Never are seed packets more beautiful than at this time of year. The California grasses are brown, the poppies and hollyhocks are tan stalks, many of the garden beds are post-harvest, and just lately the skies have been grey from smoke. So to lay out the packets with their bright greens and reds and yellows and even white (parsnips) is a delight. They are a promise and a reminder: in not too long a time, these colors will once again play across the garden.
Even now, just a week after the first seed flats have been planted, the fresh green sprouts are pushing up. They are so spritely it feels like they’re singing: “Bibb lettuce here! Lacinato kale! Rutabaga comin’ up! Collards on the way!”
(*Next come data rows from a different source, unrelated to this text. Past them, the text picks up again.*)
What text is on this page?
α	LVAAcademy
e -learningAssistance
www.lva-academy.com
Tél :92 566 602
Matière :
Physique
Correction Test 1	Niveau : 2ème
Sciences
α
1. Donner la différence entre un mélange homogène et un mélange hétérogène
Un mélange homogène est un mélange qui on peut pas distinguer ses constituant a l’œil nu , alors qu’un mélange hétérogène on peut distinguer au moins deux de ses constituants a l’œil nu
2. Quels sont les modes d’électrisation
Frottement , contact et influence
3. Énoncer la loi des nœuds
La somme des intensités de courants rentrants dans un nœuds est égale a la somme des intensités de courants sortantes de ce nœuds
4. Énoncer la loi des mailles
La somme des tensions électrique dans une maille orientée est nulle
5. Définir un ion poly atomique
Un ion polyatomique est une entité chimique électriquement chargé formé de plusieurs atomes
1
The garden is a constant lesson in willingness. The seeds don’t know that this is a beige season, that the skies are smoky. They have been given some good soil and reliable water and they are ready! Their willingness nurtures and evokes our willingness. How can we make the beds these little guys will be transferred to as healthy, nutritious and welcoming as possible?
Of course we will chop up that manure from down the road. Of course we will add good compost and our homemade fertilizer. We’ll check the slant of the sun; which plants will do best in which beds? How much sun, how much shade? What communities will we place the plants in? Which plants are best friends, which are best kept apart? How much mulch? How much water and how delivered: overhead or drip?
What clear, wholesome questions the garden raises! What better questions could we possibly devote attention and love to? Those little kales and chards and turnips are growing into what they most truly are, and as they do, in total innocence, they offer the same gift to us.